Simple, sit down with the client and do the RCE right there with them, then they cant argue much if its higher and you just showed them proof....
 
Hi folks, I'm a fairly new licensed agent so I have some "newbie" questions. This is one: Sometimes, insureds come up with their own Dwelling value. It doesn't matter that you explain to them that the RCE for the specific carrier came way lower of what they want, they still want to stick to their numbers. For me its fine, if that gives them satisfaction but...would the carriers mind they are being "over insured"? In few words, I understand the carrier wont insure for less than their RCE, but would they have an issue if the dwelling goes over the RCE? Thank you all in advance.

About 80% of my HO3's are new purchases and I have this conversation several times every week. Here is my advice. Never underinsure the house! According to my E&O people, they will sue and you will loose. My "trick" is to say, I understand what you are saying and I may agree with you. However, the CARRIER will not insure the house otherwise. If they won't insure it to the carriers requirement, walk away from the policy.. One policy is not worth an E&O claim. I almost always add the extra extended coverage of 20-25%. The short answer is blame it on the carrier and say your hands are tied... The customer always gives in.

Insuring the house over rce is no big deal, I do it all the time.
 
Thank you all for your responses!!! Usually I run the RCE for the quote I will send to make sure I wont have issues at binding.
Also, agree with InsuranceBear, I would never try to insure a house for less than what the carrier estimates.
 
Thank you all for your responses!!! Usually I run the RCE for the quote I will send to make sure I wont have issues at binding.
Also, agree with InsuranceBear, I would never try to insure a house for less than what the carrier estimates.

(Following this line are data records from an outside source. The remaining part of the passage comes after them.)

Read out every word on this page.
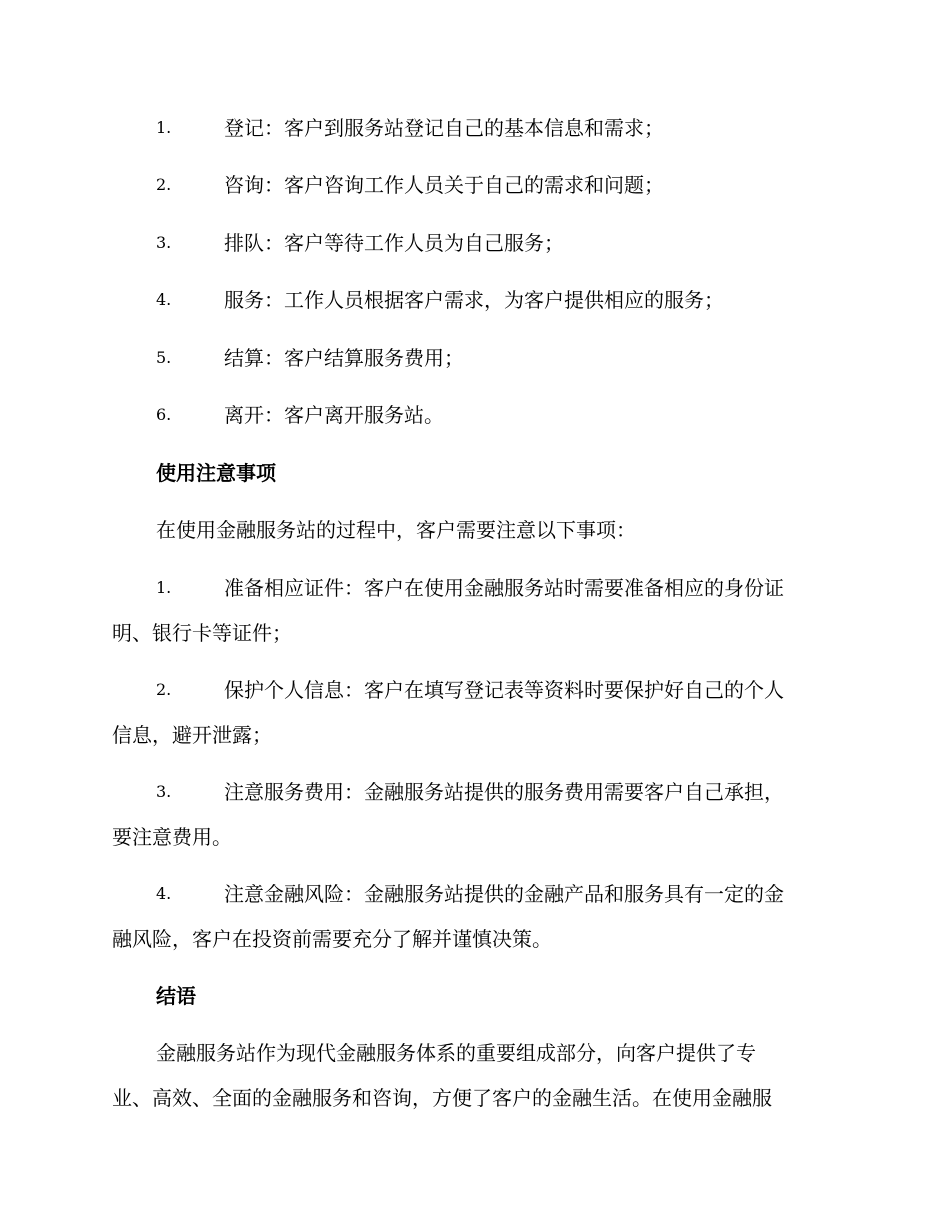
1.	登记：客户到服务站登记自己的基本信息和需求；
2.	咨询：客户咨询工作人员关于自己的需求和问题；
3.	排队：客户等待工作人员为自己服务；
4.	服务：工作人员根据客户需求，为客户提供相应的服务；
5.	结算：客户结算服务费用；
6.	离开：客户离开服务站。
使用注意事项
在使用金融服务站的过程中，客户需要注意以下事项：
1.	准备相应证件：客户在使用金融服务站时需要准备相应的身份证
明、银行卡等证件；
2.	保护个人信息：客户在填写登记表等资料时要保护好自己的个人
信息，避开泄露；
3.	注意服务费用：金融服务站提供的服务费用需要客户自己承担，
要注意费用。
4.	注意金融风险：金融服务站提供的金融产品和服务具有一定的金
融风险，客户在投资前需要充分了解并谨慎决策。
结语
金融服务站作为现代金融服务体系的重要组成部分，向客户提供了专
业、高效、全面的金融服务和咨询，方便了客户的金融生活。在使用金融服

There are also tricks to bumping the coverage and downs slightly, as far as interior features. Companies such as Tower Hill will let you rate a pool and screened enclosure as attached and most companies normally do on their RCE, but there are a couple companies out there such as Security First who will make you rate s pool/screen as a detached structure. It can get complicated at times and frustrating especially when each company has their own RCE they like to use, but once you do it a few times and you get it down packed it becomes second nature.

Another important factor is to check with the lender on how much the loan is for because you don't want to place the dwelling at too high of an amount or too low of an amount and have to go back to make changes - creating more work for yourself. Also always explain to the customer that the amount the dwelling is insured at has nothing to do with the sales price or ehat they think its wirth, or the amount of insurance their neighbor carries- it is what it would cost to rebuild the home today up to code if it was destroyed.
 
From carrier's background, I know we do not want to grossly overinsure the building. the main reason is that this will create a moral hazard because CA is a valued policy state and company must pay the policy limit in the event of a total loss. I will be comfortable if the home is valued over the loan amount but below $200/SF based on my experience in most part of CA. San Francisco will be higher in the range of $250/SF.
 
My problems are never about a client wanting to over insure, it is always about them not agreeing with the RCE. When needed I use two different examples of building costs.

If I had a client that wanted to over insure by a large amount, moral hazard would be blazing in my brain.